ESANDAR, Jakarta – Presiden Donald Trump suka mengatakan bahwa bahwa dunia lebih banyak berpikir tentang Amerika Serikat daripada dulu. “Amerika sedang dihormati lagi,” tegasnya di Indiana bulan lalu. Sayangnya, hal itu tidak benar juga, atau dalam istilah yang sering juga dikatakan oleh Trump, sebagai “berita palsu”.

Menjelang pertemuan pemimpin negara-negara G7, popularitas Donald Trump menurun diantaa para koleganya ini. Hal ini tak lepas dari kebijakan perdagangan yang dijalankan saat ini. Sikap proteksinisme dengan mengatasnamakan ancaman nasional dalam perdagangan, melahirkan rezim tariff impor baru. AS memutuskan untuk mengenakan tariff impor baja dan almunium yang tinggi bagi produk dari Uni Eropa, Kanada, Meksiko, Cina dan sejumlah negara lainnya. Pendek kata, Donald Trump telah memicu perang dagang “global”.

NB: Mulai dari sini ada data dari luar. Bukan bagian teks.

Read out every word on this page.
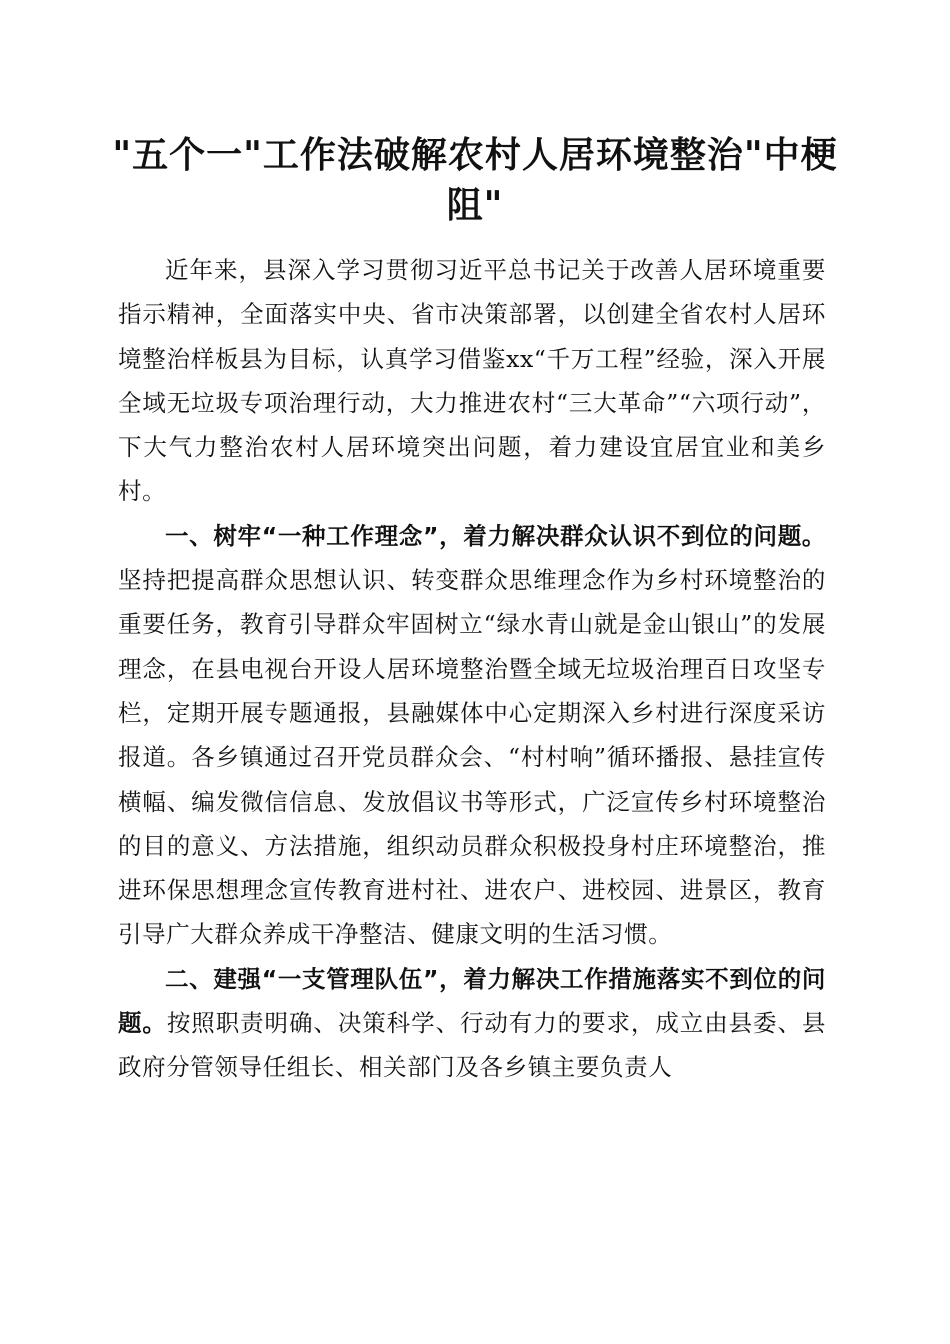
"五个一"工作法破解农村人居环境整治"中梗阻"

近年来，县深入学习贯彻习近平总书记关于改善人居环境重要指示精神，全面落实中央、省市决策部署，以创建全省农村人居环境整治样板县为目标，认真学习借鉴xx“千万工程”经验，深入开展全域无垃圾专项治理行动，大力推进农村“三大革命”“六项行动”，下大气力整治农村人居环境突出问题，着力建设宜居宜业和美乡村。

一、树牢“一种工作理念”，着力解决群众认识不到位的问题。坚持把提高群众思想认识、转变群众思维理念作为乡村环境整治的重要任务，教育引导群众牢固树立“绿水青山就是金山银山”的发展理念，在县电视台开设人居环境整治暨全域无垃圾治理百日攻坚专栏，定期开展专题通报，县融媒体中心定期深入乡村进行深度采访报道。各乡镇通过召开党员群众会、“村村响”循环播报、悬挂宣传横幅、编发微信信息、发放倡议书等形式，广泛宣传乡村环境整治的目的意义、方法措施，组织动员群众积极投身村庄环境整治，推进环保思想理念宣传教育进村社、进农户、进校园、进景区，教育引导广大群众养成干净整洁、健康文明的生活习惯。

二、建强“一支管理队伍”，着力解决工作措施落实不到位的问题。按照职责明确、决策科学、行动有力的要求，成立由县委、县政府分管领导任组长、相关部门及各乡镇主要负责人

Trump bergeming dengan kebijakan tersebut, meski banyak dicaci diseluruh dunia, faktanya perekonomian AS terus membaik dibawah kepemimpinannya. Tingkat pengangguran, sebagai salah satu indikator ekonomi, berada pada tingkat terendah dalam 18 tahun terakhir ini. Inflasi juga tumbuh meski lamban. Trump dan pendukungnya mungkin mengatakan “Siapa yang peduli apa yang orang asing pikirkan?”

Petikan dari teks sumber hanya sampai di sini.